I am in favor of praying for the type of people who take office in our country at every level, both local and national.  I don’t imagine the wrong type of person can lead in the right direction.  As a follower of Christ, I believe the most qualified people able to fill these roles effectively are faithful, authentic, Spirit-filled Christians.

I am concerned, however, that we may be pouring our prayer energy into the wrong request.  I wonder if we are placing too much trust in the system of our government.  I worry that we are trusting politics to fix our nation.  I am starting to believe our faith is in a man-made system.

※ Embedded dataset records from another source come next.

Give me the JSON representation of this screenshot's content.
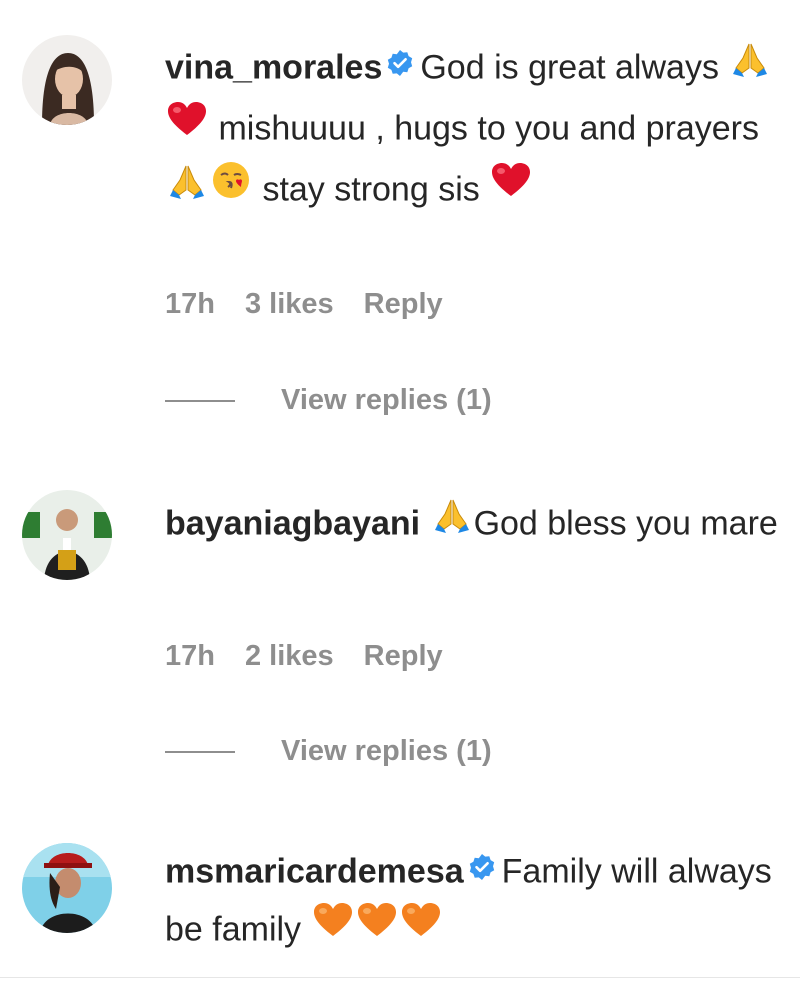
{
  "comments": [
    {
      "username": "vina_morales",
      "verified": true,
      "segments": [
        {
          "text": "God is great always "
        },
        {
          "emoji": "folded-hands"
        },
        {
          "emoji": "red-heart"
        },
        {
          "text": " mishuuuu , hugs to you and prayers "
        },
        {
          "emoji": "folded-hands"
        },
        {
          "emoji": "face-blowing-kiss"
        },
        {
          "text": " stay strong sis "
        },
        {
          "emoji": "red-heart"
        }
      ],
      "time": "17h",
      "likes": "3 likes",
      "reply_label": "Reply",
      "view_replies": "View replies (1)"
    },
    {
      "username": "bayaniagbayani",
      "verified": false,
      "segments": [
        {
          "emoji": "folded-hands"
        },
        {
          "text": "God bless you mare"
        }
      ],
      "time": "17h",
      "likes": "2 likes",
      "reply_label": "Reply",
      "view_replies": "View replies (1)"
    },
    {
      "username": "msmaricardemesa",
      "verified": true,
      "segments": [
        {
          "text": "Family will always be family "
        },
        {
          "emoji": "orange-heart"
        },
        {
          "emoji": "orange-heart"
        },
        {
          "emoji": "orange-heart"
        }
      ]
    }
  ],
  "colors": {
    "text": "#262626",
    "secondary": "#8e8e8e",
    "verified": "#3897f0",
    "heart_red": "#e0112b",
    "heart_orange": "#f4801f",
    "emoji_yellow": "#fbc02d"
  }
}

I think the Bible points us in a different direction.  An example is the story of Daniel.  God’s people, Israel, are living in unfortunate circumstances.  Due to their obstinance toward God, they find themselves captured by Babylon and cast into exile.  I assume it wasn’t the direction a nation would hope to be heading.  They are essentially powerless.  They are at the control of a pagan government.  If there was ever a time to pray for a leadership change, this is it.

Change came, but not in leadership.  It arose from the faithfulness of a follower of God.  Daniel.  God uses Daniel’s unwavering commitment and extreme faith to influence a nation to worship God (READ Daniel 6).  In the story we learn:  You don’t have to be in power to be used as an instrument of God’s power.  God uses people on the margin to change the people at the center.

I wonder what would happen if we became people whom God can use to change our nation, like Daniel?  A low estimate projects that 70% of the population in the US claims the Christian faith.  That averages out to be about 224 million people.  I’m not sure how many people work in our government.  I imagine it’s much less than 224 million people.  So, I wonder if our prayers are misguided?

What if we prayed for all 224 million people in the US who claim to be a Christian?  What if we prayed for each one to become a person whom God can use to change a nation?  Can you imagine the movement that would erupt on our soil?  Who could stop 224 million people from moving in the same direction?  Could a president or senate or house of representatives prevent change from happening?

Two presidents and one hundred twenty governors couldn’t stop Daniel who was only one person.

I’m learning what prayer could change our nation.  God, make every Christian in the US the kind of person whom you can use for your glory.  Amen.